Mariana deita na cama para dormir. Já passa da meia-noite e o dia foi cheio. Tudo o que quer é o silêncio característico de sua terra para descansar. Foram mais de quatro anos morando em São Paulo; primeiro perto do Masp; depois, ao lado da Paulista até chegar ao lado da Avenida Bandeirantes. Por isso, mesmo depois de vários meses de volta à Santos, o silêncio até nas principais avenidas da cidade ainda a espanta.
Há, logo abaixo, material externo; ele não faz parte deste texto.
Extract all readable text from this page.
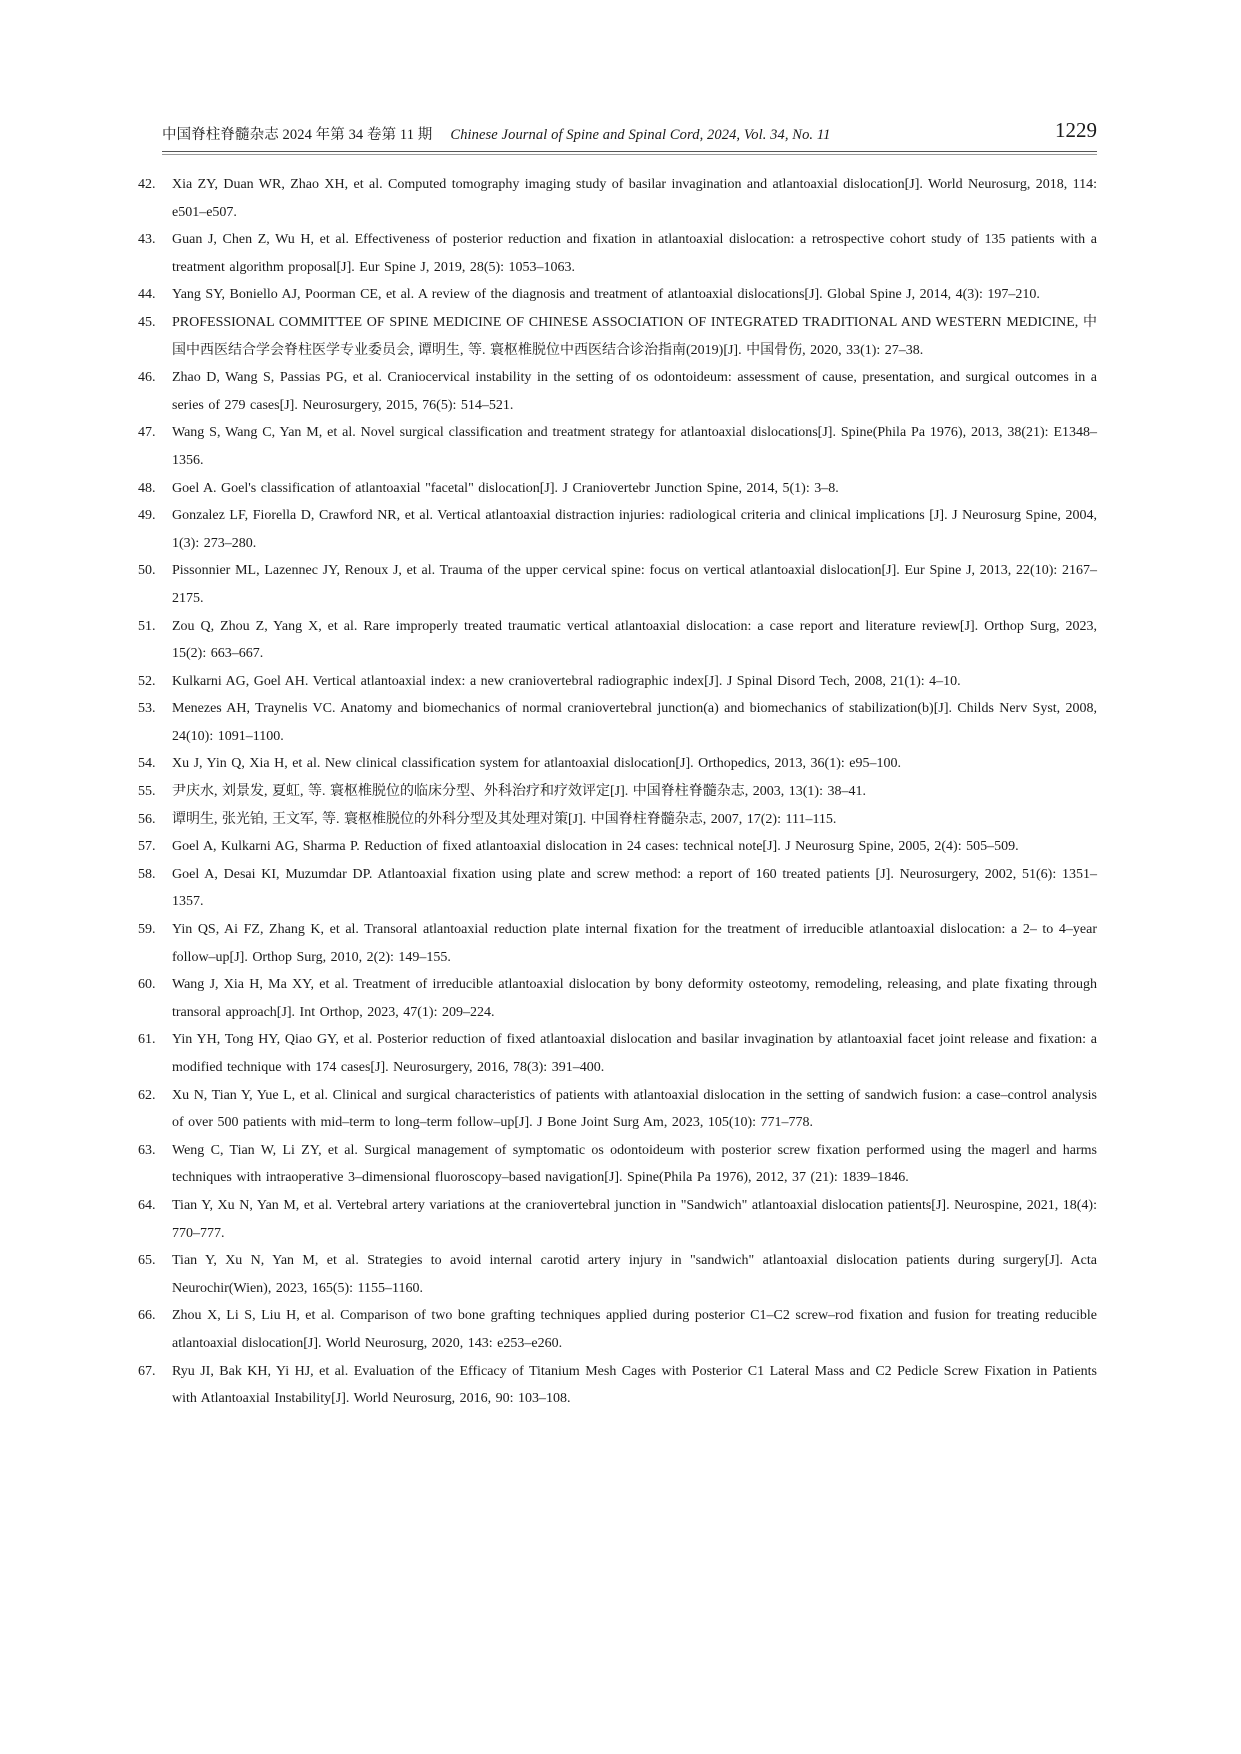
中国脊柱脊髓杂志 2024 年第 34 卷第 11 期 Chinese Journal of Spine and Spinal Cord, 2024, Vol. 34, No. 11	1229
42.	Xia ZY, Duan WR, Zhao XH, et al. Computed tomography imaging study of basilar invagination and atlantoaxial dislocation[J]. World Neurosurg, 2018, 114: e501–e507.
43.	Guan J, Chen Z, Wu H, et al. Effectiveness of posterior reduction and fixation in atlantoaxial dislocation: a retrospective cohort study of 135 patients with a treatment algorithm proposal[J]. Eur Spine J, 2019, 28(5): 1053–1063.
44.	Yang SY, Boniello AJ, Poorman CE, et al. A review of the diagnosis and treatment of atlantoaxial dislocations[J]. Global Spine J, 2014, 4(3): 197–210.
45.	PROFESSIONAL COMMITTEE OF SPINE MEDICINE OF CHINESE ASSOCIATION OF INTEGRATED TRADITIONAL AND WESTERN MEDICINE, 中国中西医结合学会脊柱医学专业委员会, 谭明生, 等. 寰枢椎脱位中西医结合诊治指南(2019)[J]. 中国骨伤, 2020, 33(1): 27–38.
46.	Zhao D, Wang S, Passias PG, et al. Craniocervical instability in the setting of os odontoideum: assessment of cause, presentation, and surgical outcomes in a series of 279 cases[J]. Neurosurgery, 2015, 76(5): 514–521.
47.	Wang S, Wang C, Yan M, et al. Novel surgical classification and treatment strategy for atlantoaxial dislocations[J]. Spine(Phila Pa 1976), 2013, 38(21): E1348–1356.
48.	Goel A. Goel's classification of atlantoaxial "facetal" dislocation[J]. J Craniovertebr Junction Spine, 2014, 5(1): 3–8.
49.	Gonzalez LF, Fiorella D, Crawford NR, et al. Vertical atlantoaxial distraction injuries: radiological criteria and clinical implications [J]. J Neurosurg Spine, 2004, 1(3): 273–280.
50.	Pissonnier ML, Lazennec JY, Renoux J, et al. Trauma of the upper cervical spine: focus on vertical atlantoaxial dislocation[J]. Eur Spine J, 2013, 22(10): 2167–2175.
51.	Zou Q, Zhou Z, Yang X, et al. Rare improperly treated traumatic vertical atlantoaxial dislocation: a case report and literature review[J]. Orthop Surg, 2023, 15(2): 663–667.
52.	Kulkarni AG, Goel AH. Vertical atlantoaxial index: a new craniovertebral radiographic index[J]. J Spinal Disord Tech, 2008, 21(1): 4–10.
53.	Menezes AH, Traynelis VC. Anatomy and biomechanics of normal craniovertebral junction(a) and biomechanics of stabilization(b)[J]. Childs Nerv Syst, 2008, 24(10): 1091–1100.
54.	Xu J, Yin Q, Xia H, et al. New clinical classification system for atlantoaxial dislocation[J]. Orthopedics, 2013, 36(1): e95–100.
55.	尹庆水, 刘景发, 夏虹, 等. 寰枢椎脱位的临床分型、外科治疗和疗效评定[J]. 中国脊柱脊髓杂志, 2003, 13(1): 38–41.
56.	谭明生, 张光铂, 王文军, 等. 寰枢椎脱位的外科分型及其处理对策[J]. 中国脊柱脊髓杂志, 2007, 17(2): 111–115.
57.	Goel A, Kulkarni AG, Sharma P. Reduction of fixed atlantoaxial dislocation in 24 cases: technical note[J]. J Neurosurg Spine, 2005, 2(4): 505–509.
58.	Goel A, Desai KI, Muzumdar DP. Atlantoaxial fixation using plate and screw method: a report of 160 treated patients [J]. Neurosurgery, 2002, 51(6): 1351–1357.
59.	Yin QS, Ai FZ, Zhang K, et al. Transoral atlantoaxial reduction plate internal fixation for the treatment of irreducible atlantoaxial dislocation: a 2– to 4–year follow–up[J]. Orthop Surg, 2010, 2(2): 149–155.
60.	Wang J, Xia H, Ma XY, et al. Treatment of irreducible atlantoaxial dislocation by bony deformity osteotomy, remodeling, releasing, and plate fixating through transoral approach[J]. Int Orthop, 2023, 47(1): 209–224.
61.	Yin YH, Tong HY, Qiao GY, et al. Posterior reduction of fixed atlantoaxial dislocation and basilar invagination by atlantoaxial facet joint release and fixation: a modified technique with 174 cases[J]. Neurosurgery, 2016, 78(3): 391–400.
62.	Xu N, Tian Y, Yue L, et al. Clinical and surgical characteristics of patients with atlantoaxial dislocation in the setting of sandwich fusion: a case–control analysis of over 500 patients with mid–term to long–term follow–up[J]. J Bone Joint Surg Am, 2023, 105(10): 771–778.
63.	Weng C, Tian W, Li ZY, et al. Surgical management of symptomatic os odontoideum with posterior screw fixation performed using the magerl and harms techniques with intraoperative 3–dimensional fluoroscopy–based navigation[J]. Spine(Phila Pa 1976), 2012, 37 (21): 1839–1846.
64.	Tian Y, Xu N, Yan M, et al. Vertebral artery variations at the craniovertebral junction in "Sandwich" atlantoaxial dislocation patients[J]. Neurospine, 2021, 18(4): 770–777.
65.	Tian Y, Xu N, Yan M, et al. Strategies to avoid internal carotid artery injury in "sandwich" atlantoaxial dislocation patients during surgery[J]. Acta Neurochir(Wien), 2023, 165(5): 1155–1160.
66.	Zhou X, Li S, Liu H, et al. Comparison of two bone grafting techniques applied during posterior C1–C2 screw–rod fixation and fusion for treating reducible atlantoaxial dislocation[J]. World Neurosurg, 2020, 143: e253–e260.
67.	Ryu JI, Bak KH, Yi HJ, et al. Evaluation of the Efficacy of Titanium Mesh Cages with Posterior C1 Lateral Mass and C2 Pedicle Screw Fixation in Patients with Atlantoaxial Instability[J]. World Neurosurg, 2016, 90: 103–108.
Sempre soou estranha (com o perdão do trocadilho) a normalidade com a qual os paulistanos lidavam com o caos sonoro da capital. Pensava como era possível se manter equilibrado sem um minuto de silêncio. Mas isso passou.

Adormecendo, naquela fase em que não se sabe se é sonho ou realidade, a garota escuta o barulho de um caminhão acelerado. Depois outro. E mais outro. Essa rua sempre foi tão calma e o vizinho caminhoneiro nunca chega de madrugada. Na sequência, o barulho é da voz da linha azul do metrô: “Próxima estação: Conceição”.

Mariana senta na cama num pulo, exatamente como aquelas cenas de pesadelos dos filmes, e olha em volta. O quarto é o mesmo, no apartamento onde cresceu no Marapé, mas os sons não combinam com o ambiente. Tudo bem, os tempos mudaram, agora aqui em volta já tem o Aquaplay, o Bossa Nova, o Way, todos condomínios enormes.

Os carros também triplicaram, a quantidade de pessoas reservadas e/ou mal educadas também tem chamado a atenção, nada parecido com os anos anteriores, quando conhecia todos do prédio e muitos vizinhos da rua, mas... Não! Para!

A garota se revolta, levanta da cama e abre a janela. Subitamente, o quarto é invadido por buzinas, pessoas brigando, cheiro de cigarro e freadas violentas de caminhões. De repente, uma rajada do abafado vento noroeste - típico da cidade - bate na janela e Mariana acorda. Dessa vez, de verdade. Respira, respira, olha para os lados. Agora somente os sons do motor da geladeira na cozinha e do vento nas árvores lá fora.

O Aquaplay, o Bossa Nova e o Way continuam ali, ameaçando a calmaria do bairro antes simples e, cheio de casas, mas ainda estão semivazios. Existe esperança. Pelo menos por esta noite, apenas os sons do vento e da chuva fina que começa a cair acompanham o silêncio tão característico da vida caiçara. Boa noite.

Obs.: 2º texto a partir do curso "Escrita Criativa", ministrado no Espaço Certo, em Santos/SP.